Unfortunately Rick Hofs is not the only person at high risk living on the streets. It is an unfortunate fact that many homeless individuals die needlessly, especially in the winter.
Only through getting to know homeless individuals and forming relationships and trust, can we transition some people off the streets and into a home supported by experienced caring staff. Some individuals will not leave the area that they have lived in for many years. That means we need to go to them.

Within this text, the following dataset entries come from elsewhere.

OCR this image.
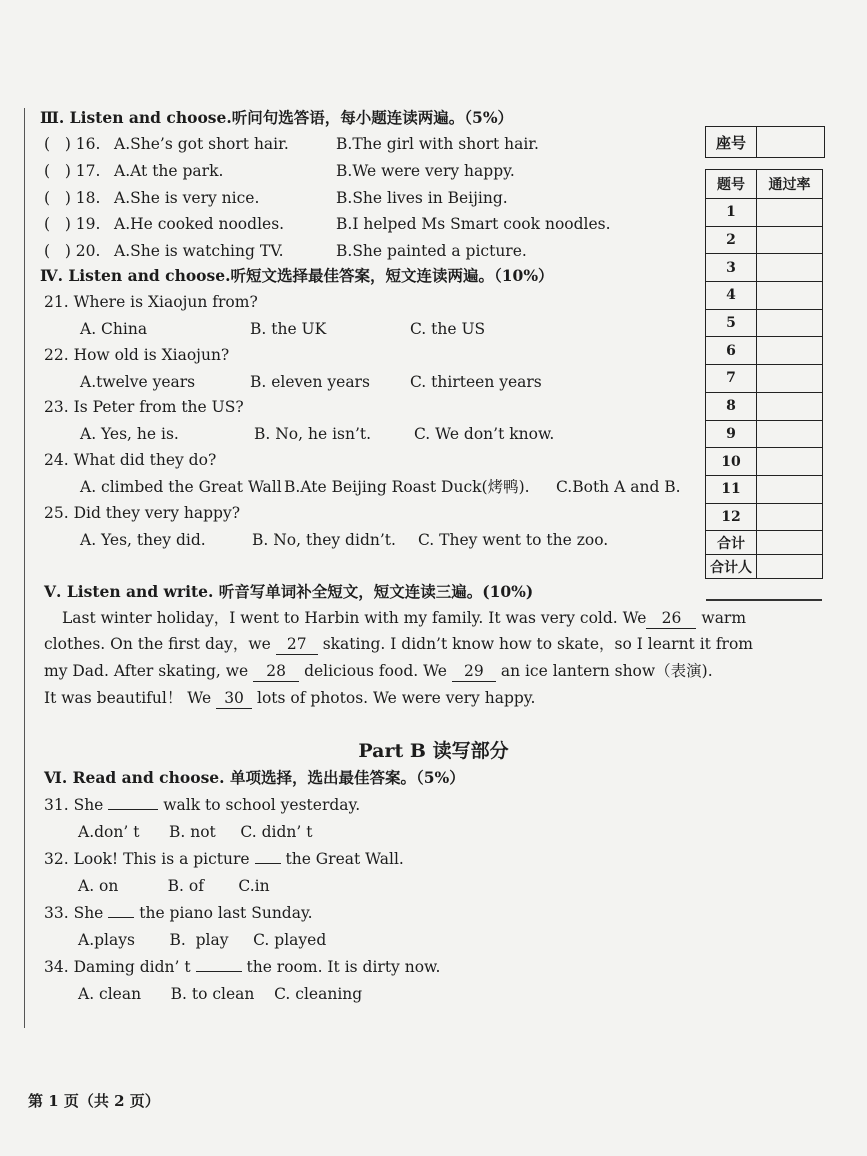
Ⅲ. Listen and choose.听问句选答语，每小题连读两遍。（5%）
(   ) 16. A.She’s got short hair.	B.The girl with short hair.
(   ) 17. A.At the park.	B.We were very happy.
(   ) 18. A.She is very nice.	B.She lives in Beijing.
(   ) 19. A.He cooked noodles.	B.I helped Ms Smart cook noodles.
(   ) 20. A.She is watching TV.	B.She painted a picture.
Ⅳ. Listen and choose.听短文选择最佳答案，短文连读两遍。（10%）
21. Where is Xiaojun from?
A. China	B. the UK	C. the US
22. How old is Xiaojun?
A.twelve years	B. eleven years	C. thirteen years
23. Is Peter from the US?
A. Yes, he is.	B. No, he isn’t.	C. We don’t know.
24. What did they do?
A. climbed the Great Wall B.Ate Beijing Roast Duck(烤鸭). C.Both A and B.
25. Did they very happy?
A. Yes, they did.	B. No, they didn’t. C. They went to the zoo.
Ⅴ. Listen and write. 听音写单词补全短文，短文连读三遍。(10%)
Last winter holiday，I went to Harbin with my family. It was very cold. We 26 warm
clothes. On the first day，we 27 skating. I didn’t know how to skate，so I learnt it from
my Dad. After skating, we 28 delicious food. We 29 an ice lantern show（表演).
It was beautiful！ We 30 lots of photos. We were very happy.
Part B 读写部分
Ⅵ. Read and choose. 单项选择，选出最佳答案。（5%）
31. She	walk to school yesterday.
A.don’ t      B. not     C. didn’ t
32. Look! This is a picture the Great Wall.
A. on          B. of       C.in
33. She the piano last Sunday.
A.plays       B.  play     C. played
34. Daming didn’ t	the room. It is dirty now.
A. clean      B. to clean    C. cleaning
座号
题号	通过率
1	
2	
3	
4	
5	
6	
7	
8	
9	
10	
11	
12	
合计	
合计人	
第 1 页（共 2 页）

I always try and put myself in the shoes of the person who is homeless: no money, few friends, poor hygiene and physical health and few places to clean up — often no place to clean up. They likely feel isolated, but live close to where they know safe places are — friendly shop owners who share food, blankets and clothing. And they won't call the police because you sleep near or at their place of business.
Maybe it is close to where their doctor or medical clinic is or the church that gives support, kindness and help. Or maybe it is close to where they receive their finances — because bus fare is expensive if you have no money or are on a low fixed income. And maybe they feel safer in their neighbourhood because now the police give fines for everything, including jaywalking or leaving blankets behind — fines that they know homeless people cannot pay.
This is the reality of sleeping on the street. We all want to feel safe and we feel safest in the neighbourhood we know best.
I deeply regret Rick not being able to come to the local Extreme Weather Sheltering site run in Marpole by Marpole Oakridge Association of Community Services with Lookout's assistance. We also have outreach workers who go out on the street and attempt to bring people in. We know this isn't good enough without creating the relationships that I’ve already mentioned. So we are grateful for the neighbours, businesses and all who support individuals who are homeless. Because the reality is there are not enough shelter beds nor is there enough affordable supported housing.
It takes all of us together to solve homelessness and political will to create the framework to end this travesty, with funding for the resources. It can be done and things are improving because of the determination of some municipal leaders working closely with our province.
Unfortunately that political will is not universal across Metro Vancouver. But we need all municipalities and the federal government to provide the resources so that deaths like this do not continue to happen. It is a startling fact that one homeless person dies every 12 days in B.C., according to a 2011 B.C. Coroners Service report. This is unacceptable.
Let our New Year’s wish take action by demanding all levels of government work together with communities to create local and realistic solutions that prevent tragedy.
Karen O’Shannacery is the executive director of Lookout Emergency Aid Society.